Mike Barbieri, director of the health department’s Division of Substance Abuse and Mental Health, has retired.
The Delaware Department of Health and Social Services is preparing a national search for a Division of Substance Abuse and Mental Health director following the sudden retirement of director Mike Barbieri.
Barbieri, who served as director for two years, left his position July 6.
The former state representative stepped down from government office in 2015 to take the DHSS position. Then-Secretary of Health Rita Landgraf asked Barbieri to lead the Division of Substance Abuse and Mental Health because of his background—the licensed social worker founded Crossroads of Delaware, a substance abuse-treatment program in Wilmington for youth.
Health department spokesperson Jill Fredel didn’t divulge why the former director made the decision to retire. DHSS Secretary Dr. Kara Odom Walker praised Barbieri in an email to staff on July 3rd notifying them of his retirement.
“I thank Mike for his service to the people of Delaware. For decades, he has been a force for good for people with behavioral health issues, especially vulnerable children. On behalf of all of us at DHSS, I wish him the best in his new endeavors and honor his dedicated service,” she wrote in the email.
Walker added: “Mike helped reform the state’s mental health system, moving it away from a facility-based system to a strong, community-based system of care in which people with serious and persistent mental illness could live their lives with necessary wrap-around services as members of the community….Mike also worked to respond to the addiction epidemic in our state, both as a legislator and as DSAMH Director. He increased the funding and availability of addiction treatment services across the state, championed legislation to increase the access to the opioid-reversing medication naloxone, and got the 911/Good Samaritan Law through the General Assembly. His work has changed and saved countless lives.”

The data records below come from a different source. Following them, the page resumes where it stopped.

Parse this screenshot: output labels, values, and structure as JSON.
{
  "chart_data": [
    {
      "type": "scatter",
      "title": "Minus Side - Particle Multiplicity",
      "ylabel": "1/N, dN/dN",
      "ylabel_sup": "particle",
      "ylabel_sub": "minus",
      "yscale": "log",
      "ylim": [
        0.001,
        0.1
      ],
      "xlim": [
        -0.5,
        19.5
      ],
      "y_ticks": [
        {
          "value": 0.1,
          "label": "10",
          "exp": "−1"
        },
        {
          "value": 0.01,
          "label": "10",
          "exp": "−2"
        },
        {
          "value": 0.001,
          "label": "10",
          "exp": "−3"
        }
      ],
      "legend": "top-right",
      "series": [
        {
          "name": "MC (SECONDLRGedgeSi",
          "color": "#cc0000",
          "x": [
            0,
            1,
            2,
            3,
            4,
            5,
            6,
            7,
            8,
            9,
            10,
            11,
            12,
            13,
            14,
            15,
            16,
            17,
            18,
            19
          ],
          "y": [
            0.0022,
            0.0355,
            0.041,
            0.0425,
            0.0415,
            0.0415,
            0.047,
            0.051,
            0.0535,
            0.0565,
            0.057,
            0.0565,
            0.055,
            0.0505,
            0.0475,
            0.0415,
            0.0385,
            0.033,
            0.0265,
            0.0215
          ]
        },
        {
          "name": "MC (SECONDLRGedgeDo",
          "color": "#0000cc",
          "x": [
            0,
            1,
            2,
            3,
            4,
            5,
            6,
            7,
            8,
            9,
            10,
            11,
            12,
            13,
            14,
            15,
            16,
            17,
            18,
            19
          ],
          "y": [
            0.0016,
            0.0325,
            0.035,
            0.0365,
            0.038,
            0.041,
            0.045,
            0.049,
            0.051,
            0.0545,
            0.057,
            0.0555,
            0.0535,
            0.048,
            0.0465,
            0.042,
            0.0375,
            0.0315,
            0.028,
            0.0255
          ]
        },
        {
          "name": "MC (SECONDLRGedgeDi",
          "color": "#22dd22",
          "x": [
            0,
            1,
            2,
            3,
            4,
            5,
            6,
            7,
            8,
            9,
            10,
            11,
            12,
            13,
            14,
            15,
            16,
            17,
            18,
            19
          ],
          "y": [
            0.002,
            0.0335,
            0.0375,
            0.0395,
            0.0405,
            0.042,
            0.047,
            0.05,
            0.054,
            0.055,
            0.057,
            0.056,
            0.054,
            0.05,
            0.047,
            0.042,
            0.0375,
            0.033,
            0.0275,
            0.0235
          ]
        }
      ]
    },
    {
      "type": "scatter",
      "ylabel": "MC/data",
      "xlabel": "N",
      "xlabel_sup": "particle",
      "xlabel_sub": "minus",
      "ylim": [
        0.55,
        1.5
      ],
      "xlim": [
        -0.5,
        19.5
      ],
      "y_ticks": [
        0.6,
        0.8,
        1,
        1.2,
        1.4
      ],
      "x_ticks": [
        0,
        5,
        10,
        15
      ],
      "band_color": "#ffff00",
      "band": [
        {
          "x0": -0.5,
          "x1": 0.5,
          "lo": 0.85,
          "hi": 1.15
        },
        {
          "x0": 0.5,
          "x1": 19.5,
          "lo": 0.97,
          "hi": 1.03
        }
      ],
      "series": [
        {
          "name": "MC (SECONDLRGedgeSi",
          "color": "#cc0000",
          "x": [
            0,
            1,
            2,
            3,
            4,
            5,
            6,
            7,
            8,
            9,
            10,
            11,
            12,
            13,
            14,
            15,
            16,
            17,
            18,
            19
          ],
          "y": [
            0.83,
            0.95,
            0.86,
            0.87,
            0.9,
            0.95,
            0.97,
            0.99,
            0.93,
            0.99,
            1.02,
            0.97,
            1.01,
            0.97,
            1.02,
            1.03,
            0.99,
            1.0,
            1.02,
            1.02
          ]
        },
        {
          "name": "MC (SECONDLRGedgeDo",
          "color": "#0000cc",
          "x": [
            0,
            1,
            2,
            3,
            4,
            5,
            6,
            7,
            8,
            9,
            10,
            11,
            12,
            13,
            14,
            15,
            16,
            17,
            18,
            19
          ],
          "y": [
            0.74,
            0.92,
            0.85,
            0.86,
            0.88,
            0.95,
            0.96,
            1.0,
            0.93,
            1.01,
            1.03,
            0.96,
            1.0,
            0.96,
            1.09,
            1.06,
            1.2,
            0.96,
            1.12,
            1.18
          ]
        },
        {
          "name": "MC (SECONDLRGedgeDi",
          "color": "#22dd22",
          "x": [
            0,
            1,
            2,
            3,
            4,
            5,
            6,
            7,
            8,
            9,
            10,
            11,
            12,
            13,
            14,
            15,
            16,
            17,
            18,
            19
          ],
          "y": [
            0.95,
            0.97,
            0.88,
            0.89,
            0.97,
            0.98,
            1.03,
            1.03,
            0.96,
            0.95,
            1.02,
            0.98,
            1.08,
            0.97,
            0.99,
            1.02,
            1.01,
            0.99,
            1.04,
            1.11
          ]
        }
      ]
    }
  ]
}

However, Barbieri, who took his position during the Markell administration, said the new Secretary of Health envisioned a different direction for the department.
“There’s a new secretary, and the new secretary has the interest, or should have the ability, to bring in the people she feels are compatible with her views and vision, and so I decided to retire and give her that option,” he said.
When asked if he was encouraged to leave, Barbieri said, “I wasn’t discouraged.”
Until DHSS Secretary Dr. Kara Odom Walker finds a replacement, Dr. Clay Watson, a psychiatrist and medical director for the Division of Substance Abuse and Mental Health, will lead the division.
Watson’s medical director salary of $214,672.50 will remain the same as he takes on the acting director position. While that’s about $70,000 higher than Barbieri’s salary, Watson is not taking a pay raise or pay cut to the standard salary of his psychiatrist and medical director position.
Fredel said the health department will continue to serve the public during its search for a permanent director. The state currently faces a heroin epidemic—308 people died from an overdose last year.
“We’re very fortunate Dr. Watson is there, we expect it to continue to run under his leadership until Secretary Walker can find a replacement,” Fredel said. “We have a lot of work to do, we have an addiction epidemic in our state, and we have a mental health system that continues to need attention.”